Para John Dee, isso não é uma metáfora. Todo ser humano é verdadeiramente uma reprodução terrena de uma das estrelas visíveis no céu, conforme Paracelso. A astrologia astronômica esboça uma síntese das ciências que leva a uma astrosofia e uma geosofia. As revelações angélicas lhe fornecerão importante material relacionando os diferentes povos conhecidos, com suas qualidades específicas e suas singularidades, segundo um esquema relativamente próximo da história real das civilizações. O primeiro raio é formado pelo Egito, França no dia 8, Alemanha no dia 10… Diplomacia psicológica, histórica e metafísica para relaxar.

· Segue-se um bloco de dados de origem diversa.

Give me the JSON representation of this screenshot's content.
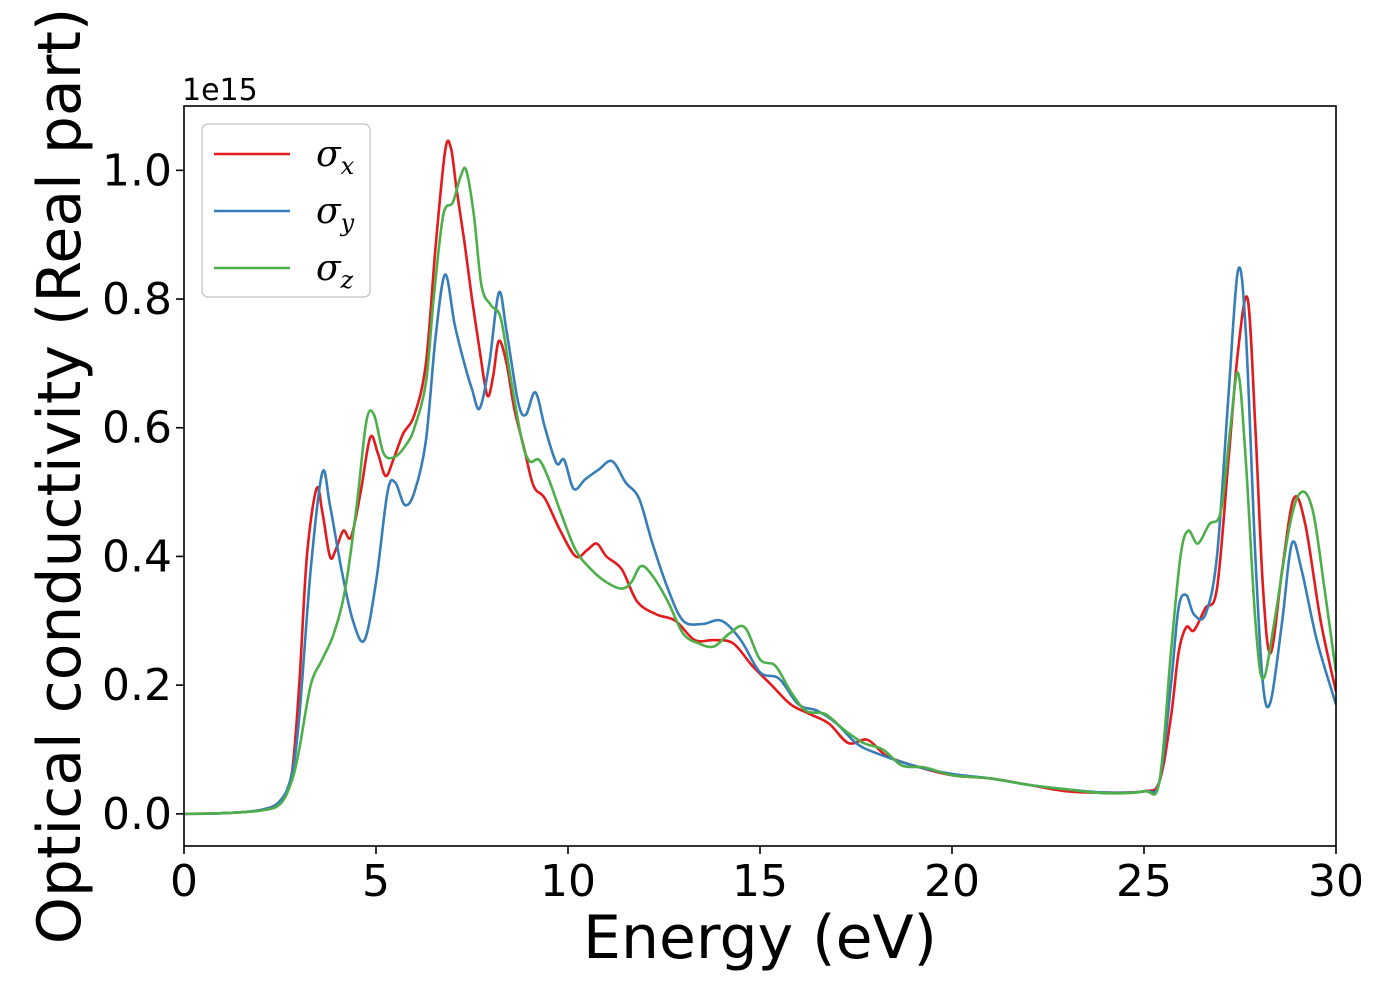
{
  "chart_data": {
    "type": "line",
    "xlabel": "Energy (eV)",
    "ylabel": "Optical conductivity (Real part)",
    "y_offset_text": "1e15",
    "xlim": [
      0,
      30
    ],
    "ylim": [
      -0.05,
      1.1
    ],
    "x_ticks": [
      0,
      5,
      10,
      15,
      20,
      25,
      30
    ],
    "x_tick_labels": [
      "0",
      "5",
      "10",
      "15",
      "20",
      "25",
      "30"
    ],
    "y_ticks": [
      0.0,
      0.2,
      0.4,
      0.6,
      0.8,
      1.0
    ],
    "y_tick_labels": [
      "0.0",
      "0.2",
      "0.4",
      "0.6",
      "0.8",
      "1.0"
    ],
    "grid": false,
    "legend_position": "top-left",
    "series": [
      {
        "name": "σx",
        "symbol": "σ",
        "subscript": "x",
        "color": "#e41a1c",
        "points": [
          [
            0,
            0
          ],
          [
            1,
            0.001
          ],
          [
            2,
            0.006
          ],
          [
            2.5,
            0.02
          ],
          [
            2.8,
            0.06
          ],
          [
            3.0,
            0.2
          ],
          [
            3.2,
            0.4
          ],
          [
            3.45,
            0.505
          ],
          [
            3.6,
            0.47
          ],
          [
            3.8,
            0.4
          ],
          [
            3.95,
            0.41
          ],
          [
            4.15,
            0.44
          ],
          [
            4.35,
            0.43
          ],
          [
            4.6,
            0.5
          ],
          [
            4.85,
            0.585
          ],
          [
            5.05,
            0.56
          ],
          [
            5.25,
            0.525
          ],
          [
            5.45,
            0.55
          ],
          [
            5.7,
            0.59
          ],
          [
            6.0,
            0.62
          ],
          [
            6.3,
            0.7
          ],
          [
            6.55,
            0.88
          ],
          [
            6.8,
            1.03
          ],
          [
            6.95,
            1.035
          ],
          [
            7.1,
            0.97
          ],
          [
            7.3,
            0.89
          ],
          [
            7.5,
            0.8
          ],
          [
            7.7,
            0.72
          ],
          [
            7.9,
            0.65
          ],
          [
            8.05,
            0.68
          ],
          [
            8.2,
            0.735
          ],
          [
            8.4,
            0.7
          ],
          [
            8.6,
            0.63
          ],
          [
            8.85,
            0.57
          ],
          [
            9.1,
            0.51
          ],
          [
            9.4,
            0.49
          ],
          [
            9.8,
            0.44
          ],
          [
            10.2,
            0.4
          ],
          [
            10.5,
            0.41
          ],
          [
            10.75,
            0.42
          ],
          [
            11.0,
            0.4
          ],
          [
            11.4,
            0.38
          ],
          [
            11.8,
            0.33
          ],
          [
            12.3,
            0.31
          ],
          [
            12.8,
            0.3
          ],
          [
            13.3,
            0.27
          ],
          [
            13.8,
            0.27
          ],
          [
            14.3,
            0.265
          ],
          [
            14.8,
            0.23
          ],
          [
            15.3,
            0.2
          ],
          [
            15.8,
            0.17
          ],
          [
            16.3,
            0.155
          ],
          [
            16.8,
            0.14
          ],
          [
            17.3,
            0.11
          ],
          [
            17.8,
            0.115
          ],
          [
            18.3,
            0.09
          ],
          [
            19,
            0.075
          ],
          [
            20,
            0.06
          ],
          [
            21,
            0.055
          ],
          [
            22,
            0.045
          ],
          [
            23,
            0.035
          ],
          [
            24,
            0.033
          ],
          [
            25,
            0.035
          ],
          [
            25.4,
            0.05
          ],
          [
            25.7,
            0.15
          ],
          [
            25.9,
            0.25
          ],
          [
            26.1,
            0.29
          ],
          [
            26.3,
            0.285
          ],
          [
            26.6,
            0.32
          ],
          [
            26.9,
            0.35
          ],
          [
            27.2,
            0.55
          ],
          [
            27.45,
            0.72
          ],
          [
            27.7,
            0.8
          ],
          [
            27.9,
            0.6
          ],
          [
            28.1,
            0.35
          ],
          [
            28.3,
            0.25
          ],
          [
            28.6,
            0.38
          ],
          [
            28.9,
            0.49
          ],
          [
            29.2,
            0.45
          ],
          [
            29.6,
            0.3
          ],
          [
            30,
            0.19
          ]
        ]
      },
      {
        "name": "σy",
        "symbol": "σ",
        "subscript": "y",
        "color": "#377eb8",
        "points": [
          [
            0,
            0
          ],
          [
            1,
            0.001
          ],
          [
            2,
            0.006
          ],
          [
            2.5,
            0.02
          ],
          [
            2.8,
            0.06
          ],
          [
            3.0,
            0.15
          ],
          [
            3.3,
            0.38
          ],
          [
            3.6,
            0.53
          ],
          [
            3.8,
            0.48
          ],
          [
            4.1,
            0.38
          ],
          [
            4.4,
            0.3
          ],
          [
            4.7,
            0.27
          ],
          [
            5.0,
            0.36
          ],
          [
            5.3,
            0.5
          ],
          [
            5.5,
            0.515
          ],
          [
            5.75,
            0.48
          ],
          [
            6.0,
            0.5
          ],
          [
            6.3,
            0.58
          ],
          [
            6.55,
            0.74
          ],
          [
            6.8,
            0.838
          ],
          [
            7.05,
            0.76
          ],
          [
            7.3,
            0.7
          ],
          [
            7.5,
            0.66
          ],
          [
            7.7,
            0.63
          ],
          [
            7.95,
            0.7
          ],
          [
            8.2,
            0.81
          ],
          [
            8.4,
            0.75
          ],
          [
            8.7,
            0.64
          ],
          [
            8.9,
            0.62
          ],
          [
            9.15,
            0.655
          ],
          [
            9.4,
            0.6
          ],
          [
            9.7,
            0.545
          ],
          [
            9.9,
            0.55
          ],
          [
            10.15,
            0.505
          ],
          [
            10.45,
            0.52
          ],
          [
            10.8,
            0.535
          ],
          [
            11.15,
            0.548
          ],
          [
            11.5,
            0.515
          ],
          [
            11.85,
            0.49
          ],
          [
            12.2,
            0.42
          ],
          [
            12.6,
            0.35
          ],
          [
            13.0,
            0.3
          ],
          [
            13.5,
            0.295
          ],
          [
            14.0,
            0.3
          ],
          [
            14.5,
            0.27
          ],
          [
            15.0,
            0.22
          ],
          [
            15.5,
            0.21
          ],
          [
            16.0,
            0.17
          ],
          [
            16.5,
            0.16
          ],
          [
            17.0,
            0.14
          ],
          [
            17.5,
            0.11
          ],
          [
            18.0,
            0.095
          ],
          [
            19,
            0.075
          ],
          [
            20,
            0.062
          ],
          [
            21,
            0.055
          ],
          [
            22,
            0.045
          ],
          [
            23,
            0.038
          ],
          [
            24,
            0.033
          ],
          [
            25,
            0.035
          ],
          [
            25.4,
            0.05
          ],
          [
            25.7,
            0.2
          ],
          [
            25.9,
            0.32
          ],
          [
            26.1,
            0.34
          ],
          [
            26.3,
            0.31
          ],
          [
            26.6,
            0.31
          ],
          [
            26.9,
            0.4
          ],
          [
            27.2,
            0.65
          ],
          [
            27.45,
            0.845
          ],
          [
            27.65,
            0.75
          ],
          [
            27.9,
            0.4
          ],
          [
            28.1,
            0.2
          ],
          [
            28.3,
            0.175
          ],
          [
            28.6,
            0.3
          ],
          [
            28.85,
            0.42
          ],
          [
            29.1,
            0.38
          ],
          [
            29.5,
            0.27
          ],
          [
            30,
            0.17
          ]
        ]
      },
      {
        "name": "σz",
        "symbol": "σ",
        "subscript": "z",
        "color": "#4daf4a",
        "points": [
          [
            0,
            0
          ],
          [
            1,
            0.001
          ],
          [
            2,
            0.005
          ],
          [
            2.5,
            0.015
          ],
          [
            2.8,
            0.05
          ],
          [
            3.0,
            0.1
          ],
          [
            3.3,
            0.2
          ],
          [
            3.6,
            0.24
          ],
          [
            3.9,
            0.28
          ],
          [
            4.2,
            0.35
          ],
          [
            4.5,
            0.48
          ],
          [
            4.75,
            0.61
          ],
          [
            4.95,
            0.62
          ],
          [
            5.2,
            0.56
          ],
          [
            5.5,
            0.555
          ],
          [
            5.8,
            0.575
          ],
          [
            6.0,
            0.6
          ],
          [
            6.3,
            0.67
          ],
          [
            6.5,
            0.8
          ],
          [
            6.75,
            0.93
          ],
          [
            7.0,
            0.95
          ],
          [
            7.2,
            0.99
          ],
          [
            7.35,
            1.0
          ],
          [
            7.55,
            0.93
          ],
          [
            7.75,
            0.82
          ],
          [
            8.0,
            0.79
          ],
          [
            8.25,
            0.77
          ],
          [
            8.5,
            0.68
          ],
          [
            8.8,
            0.58
          ],
          [
            9.0,
            0.548
          ],
          [
            9.25,
            0.55
          ],
          [
            9.5,
            0.52
          ],
          [
            9.8,
            0.47
          ],
          [
            10.2,
            0.41
          ],
          [
            10.6,
            0.38
          ],
          [
            11.0,
            0.36
          ],
          [
            11.4,
            0.35
          ],
          [
            11.65,
            0.36
          ],
          [
            11.9,
            0.385
          ],
          [
            12.2,
            0.37
          ],
          [
            12.6,
            0.33
          ],
          [
            13.0,
            0.28
          ],
          [
            13.4,
            0.265
          ],
          [
            13.8,
            0.26
          ],
          [
            14.2,
            0.28
          ],
          [
            14.6,
            0.29
          ],
          [
            15.0,
            0.24
          ],
          [
            15.4,
            0.23
          ],
          [
            15.8,
            0.19
          ],
          [
            16.2,
            0.16
          ],
          [
            16.7,
            0.155
          ],
          [
            17.2,
            0.13
          ],
          [
            17.7,
            0.11
          ],
          [
            18.2,
            0.1
          ],
          [
            18.7,
            0.075
          ],
          [
            19.3,
            0.072
          ],
          [
            20,
            0.06
          ],
          [
            21,
            0.055
          ],
          [
            22,
            0.045
          ],
          [
            23,
            0.038
          ],
          [
            24,
            0.032
          ],
          [
            25,
            0.035
          ],
          [
            25.4,
            0.05
          ],
          [
            25.7,
            0.25
          ],
          [
            25.95,
            0.4
          ],
          [
            26.15,
            0.44
          ],
          [
            26.4,
            0.42
          ],
          [
            26.7,
            0.45
          ],
          [
            27.0,
            0.47
          ],
          [
            27.25,
            0.6
          ],
          [
            27.45,
            0.685
          ],
          [
            27.65,
            0.55
          ],
          [
            27.9,
            0.3
          ],
          [
            28.1,
            0.21
          ],
          [
            28.4,
            0.3
          ],
          [
            28.8,
            0.45
          ],
          [
            29.1,
            0.5
          ],
          [
            29.4,
            0.47
          ],
          [
            29.7,
            0.35
          ],
          [
            30,
            0.22
          ]
        ]
      }
    ]
  }
}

O Romance da Rosa do século XVI:

História de amor. 1578. John Dee tem 51 anos. Seu cabelo e barba ficam brancos e ele parece cada vez mais um Merlin sóbrio. Sua reputação como mágico discreto não é discutida na corte da rainha. Mas a verdadeira magia da vida vem quando a jovem mais bonita da comitiva de Elizabeth I, a atendente de Lady Howard, então Jane Fromont, então com 25 anos, se apaixona perdidamente por ele. Eles se casaram. Ela lhe dará 5 filhos e a ideia certa da verdadeira dimensão do amor de uma mulher em um tempo muito patriarcal e muito puritano/debochado. Jane e John Dee casaram com rosas brancas, rosas e vermelhas, sem esquecer as rosas negras da arte ocidental do amor, tantrismo natural onde o espírito revisita toda a história das divindades femininas, a Rosa da Suméria, do Egito, Babilônia, Grécia, Roma, Gália, País de Gales, Celta, Idade Média e século XVI com a descoberta da Face Feminina da Vida reivindicando seus direitos ao longo da história humana, paridade em um mundo dominado pelo poder masculino.

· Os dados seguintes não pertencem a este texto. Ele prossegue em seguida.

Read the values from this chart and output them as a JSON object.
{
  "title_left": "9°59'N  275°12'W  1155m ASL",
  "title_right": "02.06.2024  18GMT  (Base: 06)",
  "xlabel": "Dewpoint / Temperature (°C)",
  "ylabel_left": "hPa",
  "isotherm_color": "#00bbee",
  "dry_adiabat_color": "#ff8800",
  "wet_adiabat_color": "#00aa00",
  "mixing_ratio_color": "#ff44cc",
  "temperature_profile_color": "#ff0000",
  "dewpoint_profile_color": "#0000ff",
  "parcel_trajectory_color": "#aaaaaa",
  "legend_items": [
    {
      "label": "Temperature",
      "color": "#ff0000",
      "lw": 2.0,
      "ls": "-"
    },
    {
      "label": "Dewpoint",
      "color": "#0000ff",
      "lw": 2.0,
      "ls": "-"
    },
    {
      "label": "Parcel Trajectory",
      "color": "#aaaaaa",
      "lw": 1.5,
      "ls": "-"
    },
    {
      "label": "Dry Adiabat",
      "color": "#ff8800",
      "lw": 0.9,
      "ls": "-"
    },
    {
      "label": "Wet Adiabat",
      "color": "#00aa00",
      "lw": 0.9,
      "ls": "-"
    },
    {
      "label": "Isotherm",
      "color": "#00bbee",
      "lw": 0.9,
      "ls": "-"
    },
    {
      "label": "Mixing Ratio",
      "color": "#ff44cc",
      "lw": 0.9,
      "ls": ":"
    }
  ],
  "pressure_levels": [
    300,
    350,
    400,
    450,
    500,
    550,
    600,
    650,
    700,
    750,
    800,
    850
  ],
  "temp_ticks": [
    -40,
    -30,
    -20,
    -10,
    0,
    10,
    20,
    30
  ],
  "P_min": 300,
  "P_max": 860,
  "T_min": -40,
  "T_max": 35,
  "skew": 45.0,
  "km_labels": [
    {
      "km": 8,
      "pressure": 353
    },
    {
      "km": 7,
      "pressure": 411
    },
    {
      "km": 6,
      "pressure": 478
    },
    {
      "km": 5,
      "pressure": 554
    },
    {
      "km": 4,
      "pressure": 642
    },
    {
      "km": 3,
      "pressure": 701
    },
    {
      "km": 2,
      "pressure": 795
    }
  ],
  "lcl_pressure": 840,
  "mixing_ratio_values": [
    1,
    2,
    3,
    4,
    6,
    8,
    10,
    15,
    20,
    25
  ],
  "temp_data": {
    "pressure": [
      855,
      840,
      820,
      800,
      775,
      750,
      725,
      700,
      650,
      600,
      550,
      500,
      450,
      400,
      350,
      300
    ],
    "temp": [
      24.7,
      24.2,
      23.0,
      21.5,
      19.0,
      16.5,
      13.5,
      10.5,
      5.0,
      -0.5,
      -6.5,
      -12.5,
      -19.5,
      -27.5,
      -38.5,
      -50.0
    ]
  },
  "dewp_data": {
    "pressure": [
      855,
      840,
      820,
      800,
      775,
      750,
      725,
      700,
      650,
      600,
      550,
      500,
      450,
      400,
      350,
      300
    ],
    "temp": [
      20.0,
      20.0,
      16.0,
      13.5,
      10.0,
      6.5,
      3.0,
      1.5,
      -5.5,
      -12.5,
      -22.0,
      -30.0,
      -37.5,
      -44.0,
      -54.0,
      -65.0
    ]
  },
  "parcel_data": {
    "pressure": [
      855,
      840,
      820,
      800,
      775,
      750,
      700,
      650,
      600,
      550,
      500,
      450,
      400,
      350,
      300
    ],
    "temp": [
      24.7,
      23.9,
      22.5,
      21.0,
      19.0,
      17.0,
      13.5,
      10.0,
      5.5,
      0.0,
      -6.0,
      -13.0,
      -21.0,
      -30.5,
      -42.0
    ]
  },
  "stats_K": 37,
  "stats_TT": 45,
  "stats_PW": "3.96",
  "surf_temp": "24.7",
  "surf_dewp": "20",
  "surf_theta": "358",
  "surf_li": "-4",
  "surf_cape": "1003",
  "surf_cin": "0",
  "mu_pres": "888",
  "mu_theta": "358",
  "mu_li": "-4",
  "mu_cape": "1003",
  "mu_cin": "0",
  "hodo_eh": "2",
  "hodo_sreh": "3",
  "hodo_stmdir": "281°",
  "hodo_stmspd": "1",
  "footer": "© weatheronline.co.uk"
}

Pétalas de Rosas. O Romance Escarlate.

Mas ninguém é profeta em seu país e o retorno de Praga a Londres, em 1589, é difícil. Certamente, Jane está com John e a Invencível Armada das frotas espanholas lançadas para conquistar a Inglaterra pereceu em 1588 na Grande Tempestade cuja lenda atribui o milagre ainda no povo à fabricação por John Dee de um pentagrama consagrado aos elementos das águas para proteger a Grã-Bretanha da dominação marítima. Mas, ao mesmo tempo, a mesma fama de mago destruiu pelas chamas a casa de Dee em Mortlake, tendo a vizinhança percebido a presença de espíritos e espectros ao redor antes de queimá-la.

Não houve recepção suntuosa para recebê-los. Seus pedidos de assistência e proteção falharam sucessivamente, e Dee foi intensamente atormentada por problemas financeiros e escândalos. Finalmente, foi a rainha Elizabeth quem o nomeou para o College of Christ, em Manchester, em 1596. Mas os estudantes deram as costas às reformas de John Dee, que lhes deram mais trabalho. Em 1605, eles o forçaram a desistir de seu posto. Ele voltou para Mortlake, viúvo, Jane tendo morrido pouco antes. Seus últimos anos foram filosóficos. Ele morreu em 1608.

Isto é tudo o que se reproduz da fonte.